Dopo lo scoppio della crisi economica internazionale che tuttora fa sentire i suoi effetti, l’Ue ha iniziato un lungo processo di regolamentazione del settore finanziario. Grazie alla creazione di questo network, composto da oltre 40 associazioni provenienti da 12 Paesi diversi (compresi sindacati, consumatori, Ong, rappresentanti di categorie professionali) e da membri qualificati, la società civile sarà in grado sia di monitorare che di prendere parte ai processi legislativi che riguardano il mondo della finanza. Tra le attività di Financial Watch rientra la redazione di ricerche, report, analisi e pubblicazioni varie; la messa online di pareri qualificati sulla situazione finanziaria europea; comunicazione verso i cittadini e la stampa; dialogo e confronto con i legislatori e le autorità amministrative e di settore.

Soddisfatta Monique Goyens, Direttrice generale dell’European Consumers’ Organisation (BEUC), una delle associazioni che fa parte del network: "Ognuno di noi ha bisogno dei servizi finanziari come un conto bancario e un’RC Auto.
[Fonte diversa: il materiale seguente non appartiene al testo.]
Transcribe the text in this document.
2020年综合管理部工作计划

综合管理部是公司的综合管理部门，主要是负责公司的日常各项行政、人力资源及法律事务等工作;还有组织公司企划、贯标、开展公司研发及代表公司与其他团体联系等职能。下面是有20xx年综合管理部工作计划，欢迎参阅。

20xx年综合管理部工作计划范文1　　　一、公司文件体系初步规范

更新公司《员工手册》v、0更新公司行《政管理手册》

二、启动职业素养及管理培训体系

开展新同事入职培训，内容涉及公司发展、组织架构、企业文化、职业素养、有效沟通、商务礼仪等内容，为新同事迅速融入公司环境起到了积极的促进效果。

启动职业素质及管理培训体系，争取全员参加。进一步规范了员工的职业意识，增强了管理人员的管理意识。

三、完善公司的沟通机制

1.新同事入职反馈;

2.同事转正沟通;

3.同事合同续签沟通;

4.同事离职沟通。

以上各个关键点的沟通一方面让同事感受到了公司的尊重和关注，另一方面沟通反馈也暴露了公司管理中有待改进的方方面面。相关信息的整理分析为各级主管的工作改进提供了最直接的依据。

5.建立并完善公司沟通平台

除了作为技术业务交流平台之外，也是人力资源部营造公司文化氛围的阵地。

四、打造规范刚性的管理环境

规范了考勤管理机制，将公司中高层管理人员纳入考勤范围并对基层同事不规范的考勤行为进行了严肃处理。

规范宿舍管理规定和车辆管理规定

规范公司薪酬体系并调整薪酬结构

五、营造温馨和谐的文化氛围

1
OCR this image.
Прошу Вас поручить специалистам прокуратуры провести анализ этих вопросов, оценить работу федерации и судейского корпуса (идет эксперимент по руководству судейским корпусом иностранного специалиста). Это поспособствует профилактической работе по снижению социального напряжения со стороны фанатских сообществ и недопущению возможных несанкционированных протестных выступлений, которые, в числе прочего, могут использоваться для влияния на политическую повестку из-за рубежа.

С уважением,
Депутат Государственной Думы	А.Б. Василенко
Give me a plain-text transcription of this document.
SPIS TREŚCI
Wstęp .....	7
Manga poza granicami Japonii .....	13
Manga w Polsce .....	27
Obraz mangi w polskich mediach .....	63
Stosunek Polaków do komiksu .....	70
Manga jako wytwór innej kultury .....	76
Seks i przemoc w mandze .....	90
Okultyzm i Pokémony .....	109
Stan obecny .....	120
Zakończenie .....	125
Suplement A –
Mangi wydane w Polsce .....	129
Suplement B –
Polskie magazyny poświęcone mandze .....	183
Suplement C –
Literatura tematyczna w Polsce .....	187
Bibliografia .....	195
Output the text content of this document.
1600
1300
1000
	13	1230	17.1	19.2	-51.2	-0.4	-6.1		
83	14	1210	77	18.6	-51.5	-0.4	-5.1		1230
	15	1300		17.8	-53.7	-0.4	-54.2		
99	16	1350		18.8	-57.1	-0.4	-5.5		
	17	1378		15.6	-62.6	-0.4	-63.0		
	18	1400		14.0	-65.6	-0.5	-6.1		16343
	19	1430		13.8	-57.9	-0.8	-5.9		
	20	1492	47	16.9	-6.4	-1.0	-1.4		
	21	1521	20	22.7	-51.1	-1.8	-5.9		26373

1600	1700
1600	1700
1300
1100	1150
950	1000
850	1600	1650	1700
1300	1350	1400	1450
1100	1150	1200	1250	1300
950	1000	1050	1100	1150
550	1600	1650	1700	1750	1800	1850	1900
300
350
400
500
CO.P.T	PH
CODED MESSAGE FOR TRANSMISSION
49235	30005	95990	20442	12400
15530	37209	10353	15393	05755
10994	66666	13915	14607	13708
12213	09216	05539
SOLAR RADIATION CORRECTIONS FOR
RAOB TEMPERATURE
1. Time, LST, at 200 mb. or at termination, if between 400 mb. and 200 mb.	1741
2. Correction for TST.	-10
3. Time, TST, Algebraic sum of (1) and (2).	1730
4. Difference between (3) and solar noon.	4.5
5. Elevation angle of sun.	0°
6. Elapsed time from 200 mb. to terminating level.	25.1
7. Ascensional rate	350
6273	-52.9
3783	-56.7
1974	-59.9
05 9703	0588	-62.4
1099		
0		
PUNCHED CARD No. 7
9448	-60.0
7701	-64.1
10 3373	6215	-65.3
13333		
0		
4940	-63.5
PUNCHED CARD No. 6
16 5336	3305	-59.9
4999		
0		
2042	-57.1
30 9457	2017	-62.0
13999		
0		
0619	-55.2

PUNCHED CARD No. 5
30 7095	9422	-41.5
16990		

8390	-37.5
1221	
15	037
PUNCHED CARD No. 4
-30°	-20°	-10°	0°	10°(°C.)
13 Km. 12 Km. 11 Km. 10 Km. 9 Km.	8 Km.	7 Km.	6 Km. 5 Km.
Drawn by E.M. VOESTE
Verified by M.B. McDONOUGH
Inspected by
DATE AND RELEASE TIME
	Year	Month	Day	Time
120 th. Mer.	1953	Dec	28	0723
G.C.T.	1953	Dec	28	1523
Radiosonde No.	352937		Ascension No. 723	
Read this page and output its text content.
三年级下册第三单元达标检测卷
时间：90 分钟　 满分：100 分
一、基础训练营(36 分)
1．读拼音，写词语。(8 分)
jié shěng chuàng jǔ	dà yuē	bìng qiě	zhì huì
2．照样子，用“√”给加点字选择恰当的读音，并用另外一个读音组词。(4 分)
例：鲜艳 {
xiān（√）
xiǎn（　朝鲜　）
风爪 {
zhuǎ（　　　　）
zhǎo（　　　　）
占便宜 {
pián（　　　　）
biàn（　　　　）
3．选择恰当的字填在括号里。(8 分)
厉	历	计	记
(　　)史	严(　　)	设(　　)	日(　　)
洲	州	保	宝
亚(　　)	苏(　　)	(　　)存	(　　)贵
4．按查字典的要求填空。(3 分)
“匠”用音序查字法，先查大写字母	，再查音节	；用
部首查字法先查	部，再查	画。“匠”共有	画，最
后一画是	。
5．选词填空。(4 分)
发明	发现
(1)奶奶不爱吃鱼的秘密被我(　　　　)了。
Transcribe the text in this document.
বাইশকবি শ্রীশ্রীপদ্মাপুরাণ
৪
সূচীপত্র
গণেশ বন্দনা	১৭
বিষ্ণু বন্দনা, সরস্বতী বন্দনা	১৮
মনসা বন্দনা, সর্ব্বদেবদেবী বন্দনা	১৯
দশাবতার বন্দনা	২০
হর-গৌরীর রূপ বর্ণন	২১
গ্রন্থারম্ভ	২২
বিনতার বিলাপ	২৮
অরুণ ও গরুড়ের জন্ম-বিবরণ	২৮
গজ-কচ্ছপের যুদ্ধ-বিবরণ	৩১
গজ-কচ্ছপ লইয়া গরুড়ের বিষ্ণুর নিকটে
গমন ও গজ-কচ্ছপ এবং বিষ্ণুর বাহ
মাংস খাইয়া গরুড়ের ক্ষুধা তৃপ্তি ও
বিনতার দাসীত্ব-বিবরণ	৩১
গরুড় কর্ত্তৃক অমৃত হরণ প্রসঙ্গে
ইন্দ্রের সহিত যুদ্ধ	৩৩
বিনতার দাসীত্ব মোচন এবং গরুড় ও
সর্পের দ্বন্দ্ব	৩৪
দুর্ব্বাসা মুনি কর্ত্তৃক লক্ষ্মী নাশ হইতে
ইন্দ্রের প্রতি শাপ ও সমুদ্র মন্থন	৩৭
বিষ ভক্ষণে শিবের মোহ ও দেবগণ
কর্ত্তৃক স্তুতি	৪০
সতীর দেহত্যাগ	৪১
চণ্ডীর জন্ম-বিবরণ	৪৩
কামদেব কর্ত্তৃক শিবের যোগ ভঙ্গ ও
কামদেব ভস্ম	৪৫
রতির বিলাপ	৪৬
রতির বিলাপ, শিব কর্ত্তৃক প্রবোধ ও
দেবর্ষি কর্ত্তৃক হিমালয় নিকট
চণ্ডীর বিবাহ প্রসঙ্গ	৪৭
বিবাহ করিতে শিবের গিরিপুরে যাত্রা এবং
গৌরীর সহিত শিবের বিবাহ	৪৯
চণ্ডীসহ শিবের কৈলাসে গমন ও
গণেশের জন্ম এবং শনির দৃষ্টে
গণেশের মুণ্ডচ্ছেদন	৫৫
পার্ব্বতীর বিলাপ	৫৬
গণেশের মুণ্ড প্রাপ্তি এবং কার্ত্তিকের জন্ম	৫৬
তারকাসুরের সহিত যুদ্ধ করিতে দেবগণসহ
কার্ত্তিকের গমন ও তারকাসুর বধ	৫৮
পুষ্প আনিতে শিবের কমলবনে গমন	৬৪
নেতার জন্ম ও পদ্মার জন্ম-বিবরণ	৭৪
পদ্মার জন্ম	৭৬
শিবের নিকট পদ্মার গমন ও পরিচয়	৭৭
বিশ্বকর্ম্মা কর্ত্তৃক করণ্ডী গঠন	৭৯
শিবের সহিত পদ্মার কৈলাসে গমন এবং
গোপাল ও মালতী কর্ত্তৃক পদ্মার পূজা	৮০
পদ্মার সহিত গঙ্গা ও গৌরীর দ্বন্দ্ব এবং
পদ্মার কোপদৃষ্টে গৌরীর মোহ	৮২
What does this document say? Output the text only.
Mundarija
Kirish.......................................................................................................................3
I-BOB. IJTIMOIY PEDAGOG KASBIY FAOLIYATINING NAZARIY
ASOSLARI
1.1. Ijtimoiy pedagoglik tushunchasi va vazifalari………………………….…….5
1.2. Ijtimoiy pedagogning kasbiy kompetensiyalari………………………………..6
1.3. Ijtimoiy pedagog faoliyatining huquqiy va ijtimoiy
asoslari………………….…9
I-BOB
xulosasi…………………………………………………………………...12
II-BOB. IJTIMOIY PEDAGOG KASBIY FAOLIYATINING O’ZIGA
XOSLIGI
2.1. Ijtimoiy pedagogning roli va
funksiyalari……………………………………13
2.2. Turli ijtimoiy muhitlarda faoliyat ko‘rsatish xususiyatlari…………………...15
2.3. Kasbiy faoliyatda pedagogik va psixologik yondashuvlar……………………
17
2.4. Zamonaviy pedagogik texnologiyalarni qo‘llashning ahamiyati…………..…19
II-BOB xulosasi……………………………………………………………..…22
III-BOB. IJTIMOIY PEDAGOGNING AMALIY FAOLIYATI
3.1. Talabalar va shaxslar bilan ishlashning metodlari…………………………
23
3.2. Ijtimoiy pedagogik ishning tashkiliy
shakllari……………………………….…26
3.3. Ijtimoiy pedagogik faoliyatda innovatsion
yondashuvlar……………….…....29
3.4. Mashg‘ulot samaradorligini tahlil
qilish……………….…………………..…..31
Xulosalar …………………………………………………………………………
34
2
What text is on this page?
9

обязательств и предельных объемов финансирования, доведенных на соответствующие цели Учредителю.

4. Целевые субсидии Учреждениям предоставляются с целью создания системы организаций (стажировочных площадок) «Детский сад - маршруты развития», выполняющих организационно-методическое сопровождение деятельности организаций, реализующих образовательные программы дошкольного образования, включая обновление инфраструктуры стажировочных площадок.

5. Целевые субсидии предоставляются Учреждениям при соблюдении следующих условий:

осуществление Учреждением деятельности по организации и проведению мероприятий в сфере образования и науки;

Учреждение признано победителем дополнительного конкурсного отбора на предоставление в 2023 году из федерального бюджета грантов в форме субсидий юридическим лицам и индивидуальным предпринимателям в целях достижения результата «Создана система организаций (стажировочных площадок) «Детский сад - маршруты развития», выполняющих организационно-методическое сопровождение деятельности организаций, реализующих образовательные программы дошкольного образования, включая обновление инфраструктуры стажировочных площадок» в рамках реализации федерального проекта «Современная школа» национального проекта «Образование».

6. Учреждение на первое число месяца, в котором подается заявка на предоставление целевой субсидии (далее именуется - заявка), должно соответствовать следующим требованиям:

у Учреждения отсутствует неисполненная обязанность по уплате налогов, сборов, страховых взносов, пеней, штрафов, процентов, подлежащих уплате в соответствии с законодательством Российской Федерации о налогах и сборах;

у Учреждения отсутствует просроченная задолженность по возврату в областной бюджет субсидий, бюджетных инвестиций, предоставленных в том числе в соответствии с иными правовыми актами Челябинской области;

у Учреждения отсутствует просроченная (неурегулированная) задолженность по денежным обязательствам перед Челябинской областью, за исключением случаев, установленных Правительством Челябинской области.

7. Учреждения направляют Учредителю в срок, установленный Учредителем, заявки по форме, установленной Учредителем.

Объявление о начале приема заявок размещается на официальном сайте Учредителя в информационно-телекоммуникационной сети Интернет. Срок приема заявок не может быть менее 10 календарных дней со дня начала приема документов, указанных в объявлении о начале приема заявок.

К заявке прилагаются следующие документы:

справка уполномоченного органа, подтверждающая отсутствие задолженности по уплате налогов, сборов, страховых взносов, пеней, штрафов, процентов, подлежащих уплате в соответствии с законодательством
Però le regole di questo mondo sono troppo spesso unicamente a servizio delle imprese e delle compagnie. Troppi consumatori soffrono ancora per gli effetti della crisi finanziaria. Ecco allora che la roadmap per prevenire altre crisi che è in corso a Bruxelles è di vitale importanza. Finance Watch può essere il pezzo mancante per costruire un servizio finanziario a vantaggio davvero dell’intera società".